Setelah 4 tahun kematian ibu, rumah ini selalu sepi dan senyap. Tipe kesunyian yang bisa membuat orang menjadi gila. Setelah ayah tidur pukul 10 malam, semuanya terasa lebih sunyi lagi, bahkan mencekam. Inilah peraturan rumah ini. Aku lelah karena harus hidup dalam keheningan seperti ini. Ikuti jadwal dan pola yang telah ditentukan sebelumnya. Tidak mudah untuk mengikuti peraturan ini, tidak ada orang yang mampu menangani ini, tapi terlepas dari semua itu, aku harus tinggal dirumah ini.
Menerima uang saku dari ayah atau diam-diam mengambil dompet ayah, makan bersama ayah, lalu mendengarkan kembali tegurannya.
Setiap kali aku beradu pendapat dengan ayah, aku berpikiran untuk meninggalkan ayah. Kabur dari rumah dan tinggal sendirian. Tapi aku tidak punya keberanian untuk mencapai kebebasan.

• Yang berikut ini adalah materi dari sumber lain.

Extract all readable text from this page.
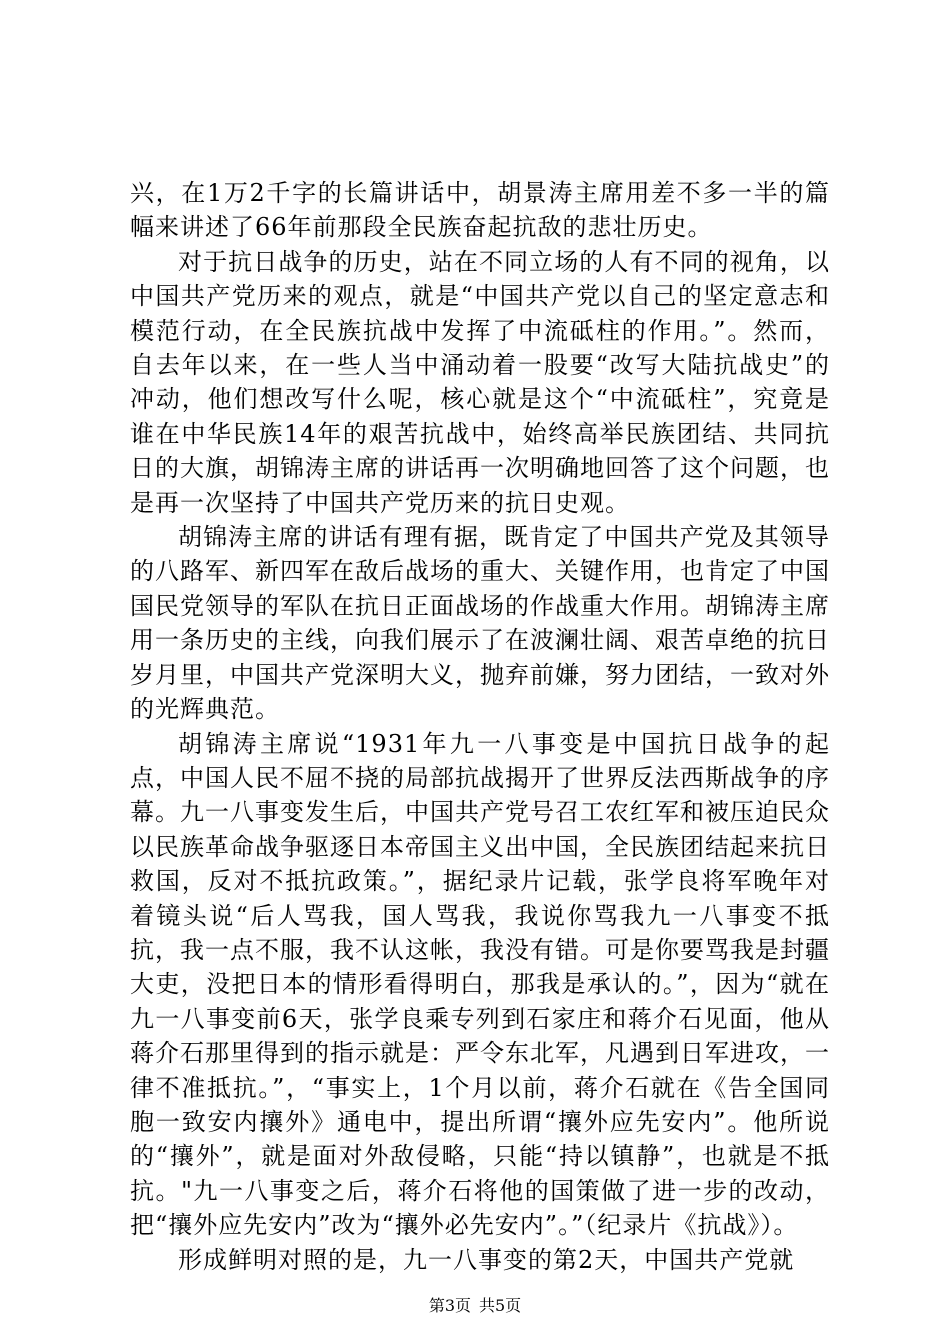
兴，在1万2千字的长篇讲话中，胡景涛主席用差不多一半的篇幅来讲述了66年前那段全民族奋起抗敌的悲壮历史。

对于抗日战争的历史，站在不同立场的人有不同的视角，以中国共产党历来的观点，就是“中国共产党以自己的坚定意志和模范行动，在全民族抗战中发挥了中流砥柱的作用。”。然而，自去年以来，在一些人当中涌动着一股要“改写大陆抗战史”的冲动，他们想改写什么呢，核心就是这个“中流砥柱”，究竟是谁在中华民族14年的艰苦抗战中，始终高举民族团结、共同抗日的大旗，胡锦涛主席的讲话再一次明确地回答了这个问题，也是再一次坚持了中国共产党历来的抗日史观。

胡锦涛主席的讲话有理有据，既肯定了中国共产党及其领导的八路军、新四军在敌后战场的重大、关键作用，也肯定了中国国民党领导的军队在抗日正面战场的作战重大作用。胡锦涛主席用一条历史的主线，向我们展示了在波澜壮阔、艰苦卓绝的抗日岁月里，中国共产党深明大义，抛弃前嫌，努力团结，一致对外的光辉典范。

胡锦涛主席说“1931年九一八事变是中国抗日战争的起点，中国人民不屈不挠的局部抗战揭开了世界反法西斯战争的序幕。九一八事变发生后，中国共产党号召工农红军和被压迫民众以民族革命战争驱逐日本帝国主义出中国，全民族团结起来抗日救国，反对不抵抗政策。”，据纪录片记载，张学良将军晚年对着镜头说“后人骂我，国人骂我，我说你骂我九一八事变不抵抗，我一点不服，我不认这帐，我没有错。可是你要骂我是封疆大吏，没把日本的情形看得明白，那我是承认的。”，因为“就在九一八事变前6天，张学良乘专列到石家庄和蒋介石见面，他从蒋介石那里得到的指示就是：严令东北军，凡遇到日军进攻，一律不准抵抗。”，“事实上，1个月以前，蒋介石就在《告全国同胞一致安内攘外》通电中，提出所谓“攘外应先安内”。他所说的“攘外”，就是面对外敌侵略，只能“持以镇静”，也就是不抵抗。"九一八事变之后，蒋介石将他的国策做了进一步的改动，把“攘外应先安内”改为“攘外必先安内”。”（纪录片《抗战》）。

形成鲜明对照的是，九一八事变的第2天，中国共产党就

第3页 共5页
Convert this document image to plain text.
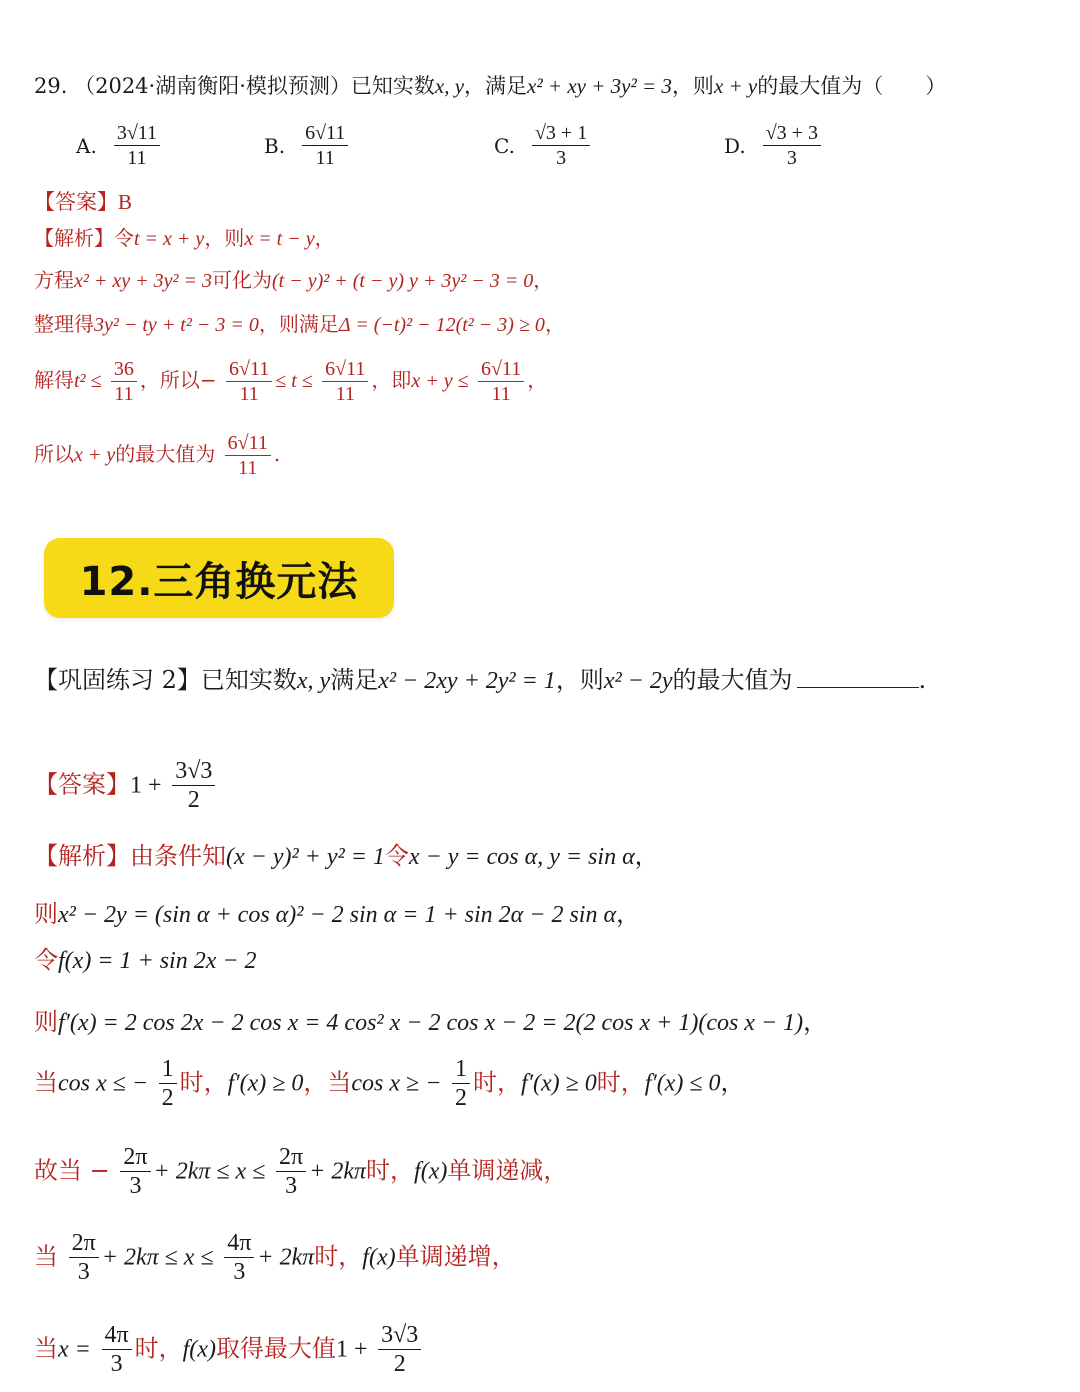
29. （2024·湖南衡阳·模拟预测）已知实数x, y，满足x² + xy + 3y² = 3，则x + y的最大值为（　　）
A. $\frac{3√11}{11}$	B. $\frac{6√11}{11}$	C. $\frac{√3 + 1}{3}$	D. $\frac{√3 + 3}{3}$
【答案】B
【解析】令t = x + y，则x = t − y，
方程x² + xy + 3y² = 3可化为(t − y)² + (t − y) y + 3y² − 3 = 0，
整理得3y² − ty + t² − 3 = 0，则满足Δ = (−t)² − 12(t² − 3) ≥ 0，
解得$t^2 \le \frac{36}{11}$ ，所以− $\frac{6√11}{11} \le t \le \frac{6√11}{11}$ ，即$x + y \le \frac{6√11}{11}$ ，
所以x + y的最大值为 $\frac{6√11}{11}$ .
12.三角换元法
【巩固练习 2】已知实数x, y满足x² − 2xy + 2y² = 1，则x² − 2y的最大值为	.
【答案】$1 + \frac{3√3}{2}$
【解析】由条件知(x − y)² + y² = 1令x − y = cos α, y = sin α，
则x² − 2y = (sin α + cos α)² − 2 sin α = 1 + sin 2α − 2 sin α，
令f(x) = 1 + sin 2x − 2
则f′(x) = 2 cos 2x − 2 cos x = 4 cos² x − 2 cos x − 2 = 2(2 cos x + 1)(cos x − 1)，
当cos x ≤ − $\frac{1}{2}$ 时，f′(x) ≥ 0，当cos x ≥ − $\frac{1}{2}$ 时，f′(x) ≥ 0时，f′(x) ≤ 0，
故当 − $\frac{2\pi}{3} + 2k\pi \le x \le \frac{2\pi}{3} + 2k\pi$时，f(x)单调递减，
当 $\frac{2\pi}{3} + 2k\pi \le x \le \frac{4\pi}{3} + 2k\pi$时，f(x)单调递增，
当$x = \frac{4\pi}{3}$ 时，f(x)取得最大值$1 + \frac{3√3}{2}$
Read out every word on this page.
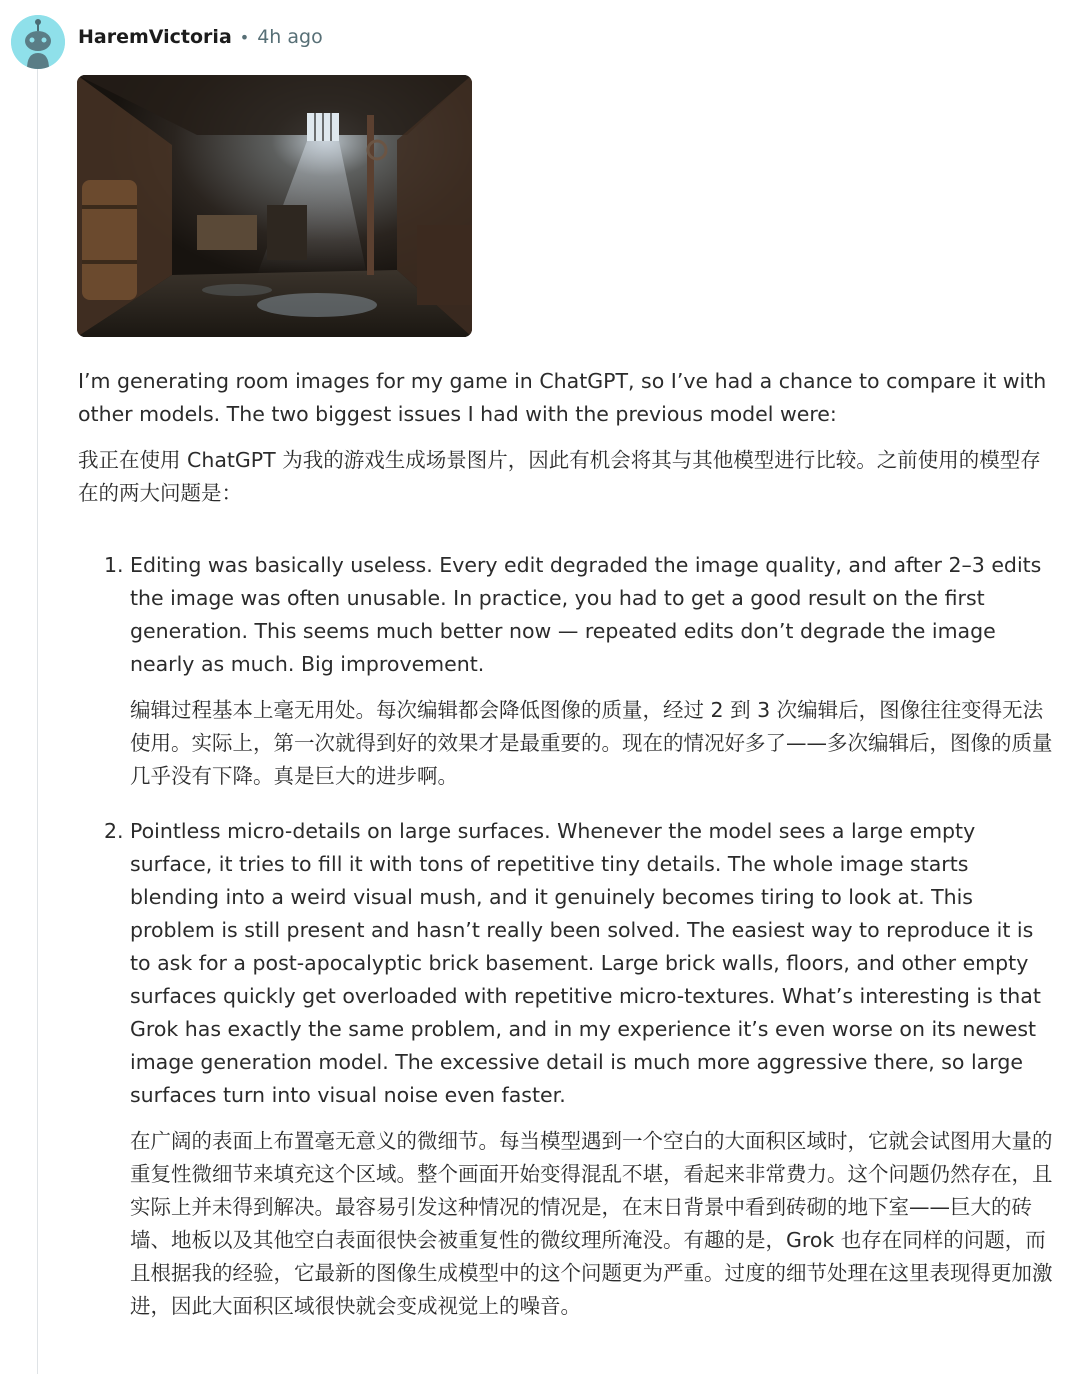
HaremVictoria • 4h ago

I’m generating room images for my game in ChatGPT, so I’ve had a chance to compare it with other models. The two biggest issues I had with the previous model were:

我正在使用 ChatGPT 为我的游戏生成场景图片，因此有机会将其与其他模型进行比较。之前使用的模型存在的两大问题是：

1. Editing was basically useless. Every edit degraded the image quality, and after 2–3 edits the image was often unusable. In practice, you had to get a good result on the first generation. This seems much better now — repeated edits don’t degrade the image nearly as much. Big improvement.

编辑过程基本上毫无用处。每次编辑都会降低图像的质量，经过 2 到 3 次编辑后，图像往往变得无法使用。实际上，第一次就得到好的效果才是最重要的。现在的情况好多了——多次编辑后，图像的质量几乎没有下降。真是巨大的进步啊。

2. Pointless micro-details on large surfaces. Whenever the model sees a large empty surface, it tries to fill it with tons of repetitive tiny details. The whole image starts blending into a weird visual mush, and it genuinely becomes tiring to look at. This problem is still present and hasn’t really been solved. The easiest way to reproduce it is to ask for a post-apocalyptic brick basement. Large brick walls, floors, and other empty surfaces quickly get overloaded with repetitive micro-textures. What’s interesting is that Grok has exactly the same problem, and in my experience it’s even worse on its newest image generation model. The excessive detail is much more aggressive there, so large surfaces turn into visual noise even faster.

在广阔的表面上布置毫无意义的微细节。每当模型遇到一个空白的大面积区域时，它就会试图用大量的重复性微细节来填充这个区域。整个画面开始变得混乱不堪，看起来非常费力。这个问题仍然存在，且实际上并未得到解决。最容易引发这种情况的情况是，在末日背景中看到砖砌的地下室——巨大的砖墙、地板以及其他空白表面很快会被重复性的微纹理所淹没。有趣的是，Grok 也存在同样的问题，而且根据我的经验，它最新的图像生成模型中的这个问题更为严重。过度的细节处理在这里表现得更加激进，因此大面积区域很快就会变成视觉上的噪音。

Aku bangun dari tempat tidurku, dan memungut kembali tuts piano yang kubuang di tong sampah tadi.

Aku membuka jendela dan merasakan sepoi-sepoi angin malam.
Segala sesuatu yang terjadi hari itu sama seperti angin malam yang berhembus dan menanpar wajahku. Dengan seluruh kekuatan yang kumiliki, aku melemparkan tuts piano itu melewati udara yang dingin.

Sudah sepuluh hari sejak terakhir kali aku masuk sekolah. Kudengar aku akan dikeluarkan dari sekolah. Meskipun aku tidak ingin, tapi sepertinya aku akan tetap diusir dari sekolah.

Aku tidak tahu apakah telingaku sudah tuli, aku tidak mendengar sura tuts piano yang kulempar itu membentur tanah.

Tak peduli berapa lama watu akan berganti, piano yang ada dikelas rahasia itu tidak akan menghasilkan suara lagi. Karena aku tidak akan pernah memainkan piano itu lagi.

Disini aku tidak menyalahkan rendy atas semua yang terjadi.
Waktu itu aku memang membela rendy yang dipukul guru, rendy itu adikku, kakak mana yang tega membiarkan adiknya terluka.
Sekarang aku berpikir, bagaimana hari-hari yang akan rendy habiskan disekolah tanpa kehadiranku.